NY Times Notable Books

I was blogging over at Savvy Reader this morning about the NY Times Notable Books list. A few years ago, I printed off the list and tried to read every single book on it, but got stalled somewhere around the first five. But that’s not to say that there aren’t wonderful books on the list, just that I, once again, got sidetracked by something shiny before truly getting through the before-blogs-even-existed challenge.

But this year, without even trying, I’ve already read quite a few of the titles (The Gathering, Let the Northern Lights Erase Your Name, Mothers and Sons, On Chesil Beach, and Out Stealing Horses).

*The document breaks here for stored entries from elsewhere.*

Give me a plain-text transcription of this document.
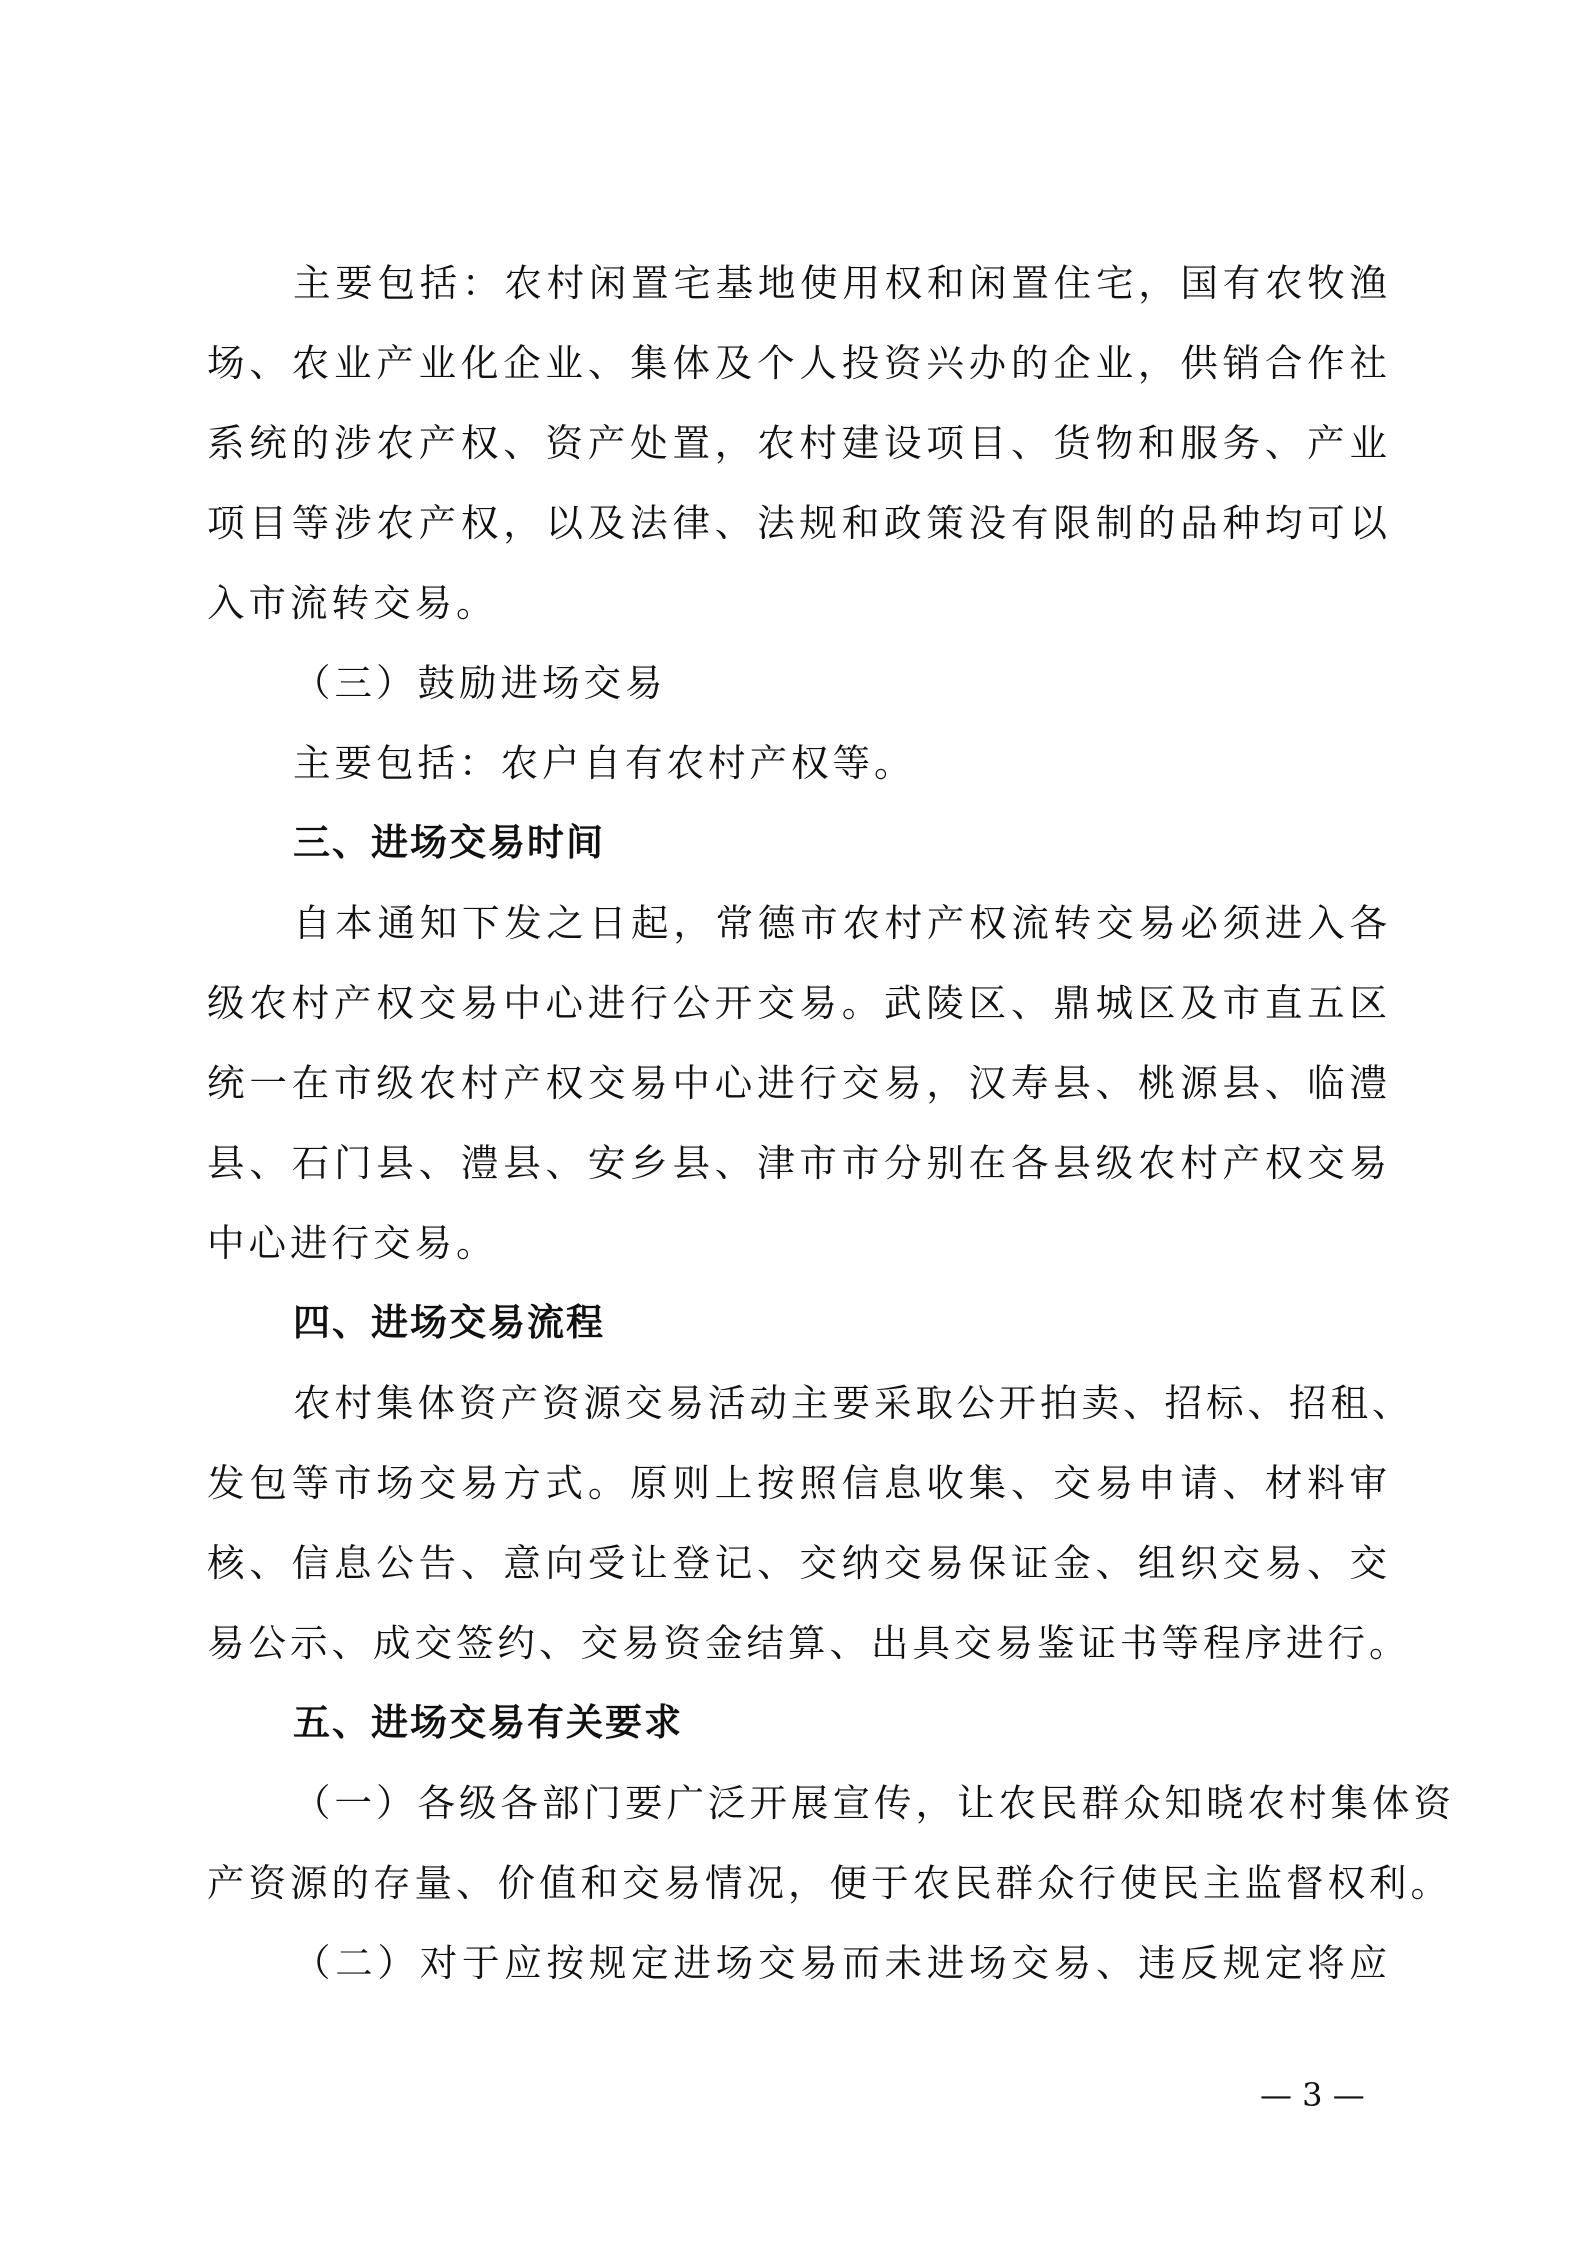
主要包括：农村闲置宅基地使用权和闲置住宅，国有农牧渔

场、农业产业化企业、集体及个人投资兴办的企业，供销合作社

系统的涉农产权、资产处置，农村建设项目、货物和服务、产业

项目等涉农产权，以及法律、法规和政策没有限制的品种均可以

入市流转交易。

（三）鼓励进场交易

主要包括：农户自有农村产权等。

三、进场交易时间

自本通知下发之日起，常德市农村产权流转交易必须进入各

级农村产权交易中心进行公开交易。武陵区、鼎城区及市直五区

统一在市级农村产权交易中心进行交易，汉寿县、桃源县、临澧

县、石门县、澧县、安乡县、津市市分别在各县级农村产权交易

中心进行交易。

四、进场交易流程

农村集体资产资源交易活动主要采取公开拍卖、招标、招租、

发包等市场交易方式。原则上按照信息收集、交易申请、材料审

核、信息公告、意向受让登记、交纳交易保证金、组织交易、交

易公示、成交签约、交易资金结算、出具交易鉴证书等程序进行。

五、进场交易有关要求

（一）各级各部门要广泛开展宣传，让农民群众知晓农村集体资

产资源的存量、价值和交易情况，便于农民群众行使民主监督权利。

（二）对于应按规定进场交易而未进场交易、违反规定将应

— 3 —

And there are quite a few books on the list that are currently sitting on my bedside table waiting for some attention, and I love that there are so many literary biographies on the nonfiction list.

I’ve decided I’m going to do my own top 10 list of books that I’ve read this year, but I probably won’t get to it until the beginning of January, as I’ll be counting the very last pages that get read towards my end of year goal.

‘Tis The Season

The weather might bless us with the first snow of the season tonight. While I’m not a huge fan of winter, I love the first snow. It’s so pretty and white and, well, seasonal. But it also starts me thinking that my life might simply get even busier once next week ends. It’s already booked up with a couple of parties, a reading, a Broadway-style show, a celebration, a lovely rock show with Christine Fellows on December 14th (if you’re not doing anything, please come, it’s at the Music Gallery, and she’s so brilliant), and that little family celebration called Christmas.

Gack!

I’ve already had to pause yoga until the new year because I’ll be missing three upcoming classes and there’s no point in paying if I can’t even get there.

How to remain sane? Now, that’s the real challenge.